The goal of the study on Bambara groundnut [5] was to find the winning genotype(s) for the test settings in a part of the Southwest region of Nigeria, as well as to investigate the nature and extent of genotype–environment interaction (GEI) effects on Bambara groundnut (BGN) production. The experiment was carried out in four environments (two separate sites, Ibadan and Ikenne, for two consecutive years, 2018 and 2019) with ninety-five BGN accessions. According to the combined analysis of variance over the environments, genotypes and GEI both had a substantial (p < 0.001) impact on BGN yield. The results revealed that BGN accessions performed differently in different test conditions, indicating that the interaction was crossover in nature. In order to examine and show the pattern of the interaction components, biplots showing the genotype main effect and genotype–environment interaction (GEI) were used. The first two PCs explained 80% of the total variation of the GGE model (i.e., G + GE) (PC1 = 48.59%, PC2 = 31.41%). The accessions that performed best in each environment based on the “which-won-where” polygon were TVSu-2031, TVSu-1724, TVSu-1742, TVSu-2022, TVSu-1943, TVSu-1892, TVSu-1557, TVSu-2060, and TVSu-2017. Among these accessions, TVSu-2017, TVSu-1557, TVSu-2060, TVSu-1892, and TVSu-1943 were among the highest-yielding accessions on the field. The adaptable accessions were TVSu-1763, TVSu-1899, TVSu-2019, TVSu-1898, TVSu-1957, TVSu-2021, and TVSu-1850, and the stable accessions were TVSu-1589, TVSu-1905, and TVSu-2048. In terms of discerning the representativeness of the environments, Ibadan 2019 was deemed to be a superior environment. The selected accessions are recommended as parental lines in breeding programs for the improvement of grain yield in Ibadan or Ikenne or similar agro-ecological zones.
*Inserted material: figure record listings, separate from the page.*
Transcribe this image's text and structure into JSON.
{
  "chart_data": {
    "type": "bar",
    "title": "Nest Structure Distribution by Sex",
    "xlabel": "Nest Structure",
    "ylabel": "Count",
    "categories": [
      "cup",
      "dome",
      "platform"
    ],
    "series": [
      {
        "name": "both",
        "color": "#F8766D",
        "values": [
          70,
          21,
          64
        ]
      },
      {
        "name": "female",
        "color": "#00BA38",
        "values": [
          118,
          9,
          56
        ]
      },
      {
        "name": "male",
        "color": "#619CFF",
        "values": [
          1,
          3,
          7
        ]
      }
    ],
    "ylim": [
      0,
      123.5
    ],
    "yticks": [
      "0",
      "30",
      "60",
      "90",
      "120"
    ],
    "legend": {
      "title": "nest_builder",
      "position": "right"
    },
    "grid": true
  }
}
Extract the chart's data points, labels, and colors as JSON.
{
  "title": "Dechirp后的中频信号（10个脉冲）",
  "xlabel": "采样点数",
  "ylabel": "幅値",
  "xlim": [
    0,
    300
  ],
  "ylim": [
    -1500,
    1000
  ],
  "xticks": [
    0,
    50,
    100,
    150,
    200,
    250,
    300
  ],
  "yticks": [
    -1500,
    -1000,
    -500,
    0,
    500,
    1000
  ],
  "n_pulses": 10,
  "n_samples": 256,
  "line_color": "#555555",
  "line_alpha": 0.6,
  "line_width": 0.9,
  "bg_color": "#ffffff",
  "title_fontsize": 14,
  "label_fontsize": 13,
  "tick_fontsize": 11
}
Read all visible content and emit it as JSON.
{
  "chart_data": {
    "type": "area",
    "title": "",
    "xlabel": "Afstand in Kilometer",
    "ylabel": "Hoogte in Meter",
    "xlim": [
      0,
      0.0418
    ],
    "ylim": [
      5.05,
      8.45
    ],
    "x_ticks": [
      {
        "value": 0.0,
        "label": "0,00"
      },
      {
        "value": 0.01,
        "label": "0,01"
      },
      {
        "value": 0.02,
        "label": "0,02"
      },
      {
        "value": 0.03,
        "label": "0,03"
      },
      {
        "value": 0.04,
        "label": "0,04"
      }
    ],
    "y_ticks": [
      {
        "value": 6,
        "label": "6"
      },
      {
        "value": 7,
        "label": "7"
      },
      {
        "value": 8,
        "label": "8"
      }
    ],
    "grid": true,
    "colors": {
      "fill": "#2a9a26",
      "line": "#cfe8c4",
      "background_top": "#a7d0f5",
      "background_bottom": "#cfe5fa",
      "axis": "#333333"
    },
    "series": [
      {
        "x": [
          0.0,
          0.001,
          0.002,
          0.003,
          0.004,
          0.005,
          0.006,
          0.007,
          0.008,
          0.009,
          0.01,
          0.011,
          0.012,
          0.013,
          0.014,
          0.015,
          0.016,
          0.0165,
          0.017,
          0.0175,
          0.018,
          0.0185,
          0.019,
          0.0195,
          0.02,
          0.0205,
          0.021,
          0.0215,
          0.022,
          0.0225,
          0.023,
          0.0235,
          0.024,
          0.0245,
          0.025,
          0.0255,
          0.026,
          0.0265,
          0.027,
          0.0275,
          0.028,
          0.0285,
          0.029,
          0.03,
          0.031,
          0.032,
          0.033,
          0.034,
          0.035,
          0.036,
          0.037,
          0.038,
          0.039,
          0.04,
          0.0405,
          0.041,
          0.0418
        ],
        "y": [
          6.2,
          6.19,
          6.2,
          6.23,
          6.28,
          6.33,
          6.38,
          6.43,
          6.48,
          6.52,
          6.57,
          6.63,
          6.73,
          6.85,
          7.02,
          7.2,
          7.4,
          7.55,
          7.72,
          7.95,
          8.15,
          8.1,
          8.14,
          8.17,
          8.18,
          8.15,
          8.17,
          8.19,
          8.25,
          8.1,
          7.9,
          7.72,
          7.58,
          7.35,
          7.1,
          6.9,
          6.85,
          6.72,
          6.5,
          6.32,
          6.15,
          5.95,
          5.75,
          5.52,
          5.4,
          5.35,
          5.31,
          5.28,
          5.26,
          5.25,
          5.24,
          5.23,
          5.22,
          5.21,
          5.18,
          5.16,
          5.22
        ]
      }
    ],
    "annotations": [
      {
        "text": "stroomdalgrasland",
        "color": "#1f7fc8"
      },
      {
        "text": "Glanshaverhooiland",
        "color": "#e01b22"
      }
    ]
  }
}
Thirty-two bacterial isolates were obtained from the root nodules of Lupinus angustifolius growing in Northern Tunisia [6]. Phylogenetic analyses, based on recA and gyrB partial gene sequences, grouped the strains into six clusters: four clusters belonged to the genus Bradyrhizobium (22 isolates), one to Microvirga (8 isolates), and one to Devosia (2 isolates), a genus that has not been previously reported to nodulate lupin [6]. Representative strains of each group were further characterized. Multi-Locus Sequence Analysis (MLSA), based on recA and glnII gene sequences, separated the strains within the genus Bradyrhizobium into four divergent clusters related to B. canariense, B. liaoningense, B. lupini, and B. algeriense, respectively. The latter might constitute a new Bradyrhizobium species. The strains in the Microvirga cluster showed high identity with M. tunisiensis. The Devosia isolates might also represent a new species within this genus. An additional phylogenetic analysis, based on the symbiotic gene nodC, affiliated the strains to symbiovars genistearum, mediterranense, and possibly to a new symbiovar. Altogether, these results contributed to the existing knowledge on the genetic diversity of lupin-nodulating microsymbionts and revealed a likely new, fast-growing, salt-tolerant rhizobial species within the genus Devosia as a potentially useful inoculant in agricultural practices or landscape restoration.

In conclusion, in sustainable agricultural production, agrobiodiversity supports long-term productivity, resilience, and multiple ecosystem services, boosting yields in quality and quantity, and increasing soil and water quality. It is relevant to consider reducing the need for synthetic fertilizers by means of an efficient use of the crops’ associated microbiota. This would also make farmers’ livelihoods more resilient, reducing yield losses due to climate change and damage due to environmental stresses. Agrobiodiversity, meaning both crops and their associated microbiota, when adequately maintained, could support options for unknown future needs; additionally, using biodiversity-based solutions on farms could also decrease emissions of greenhouse gases and help mitigate climate change.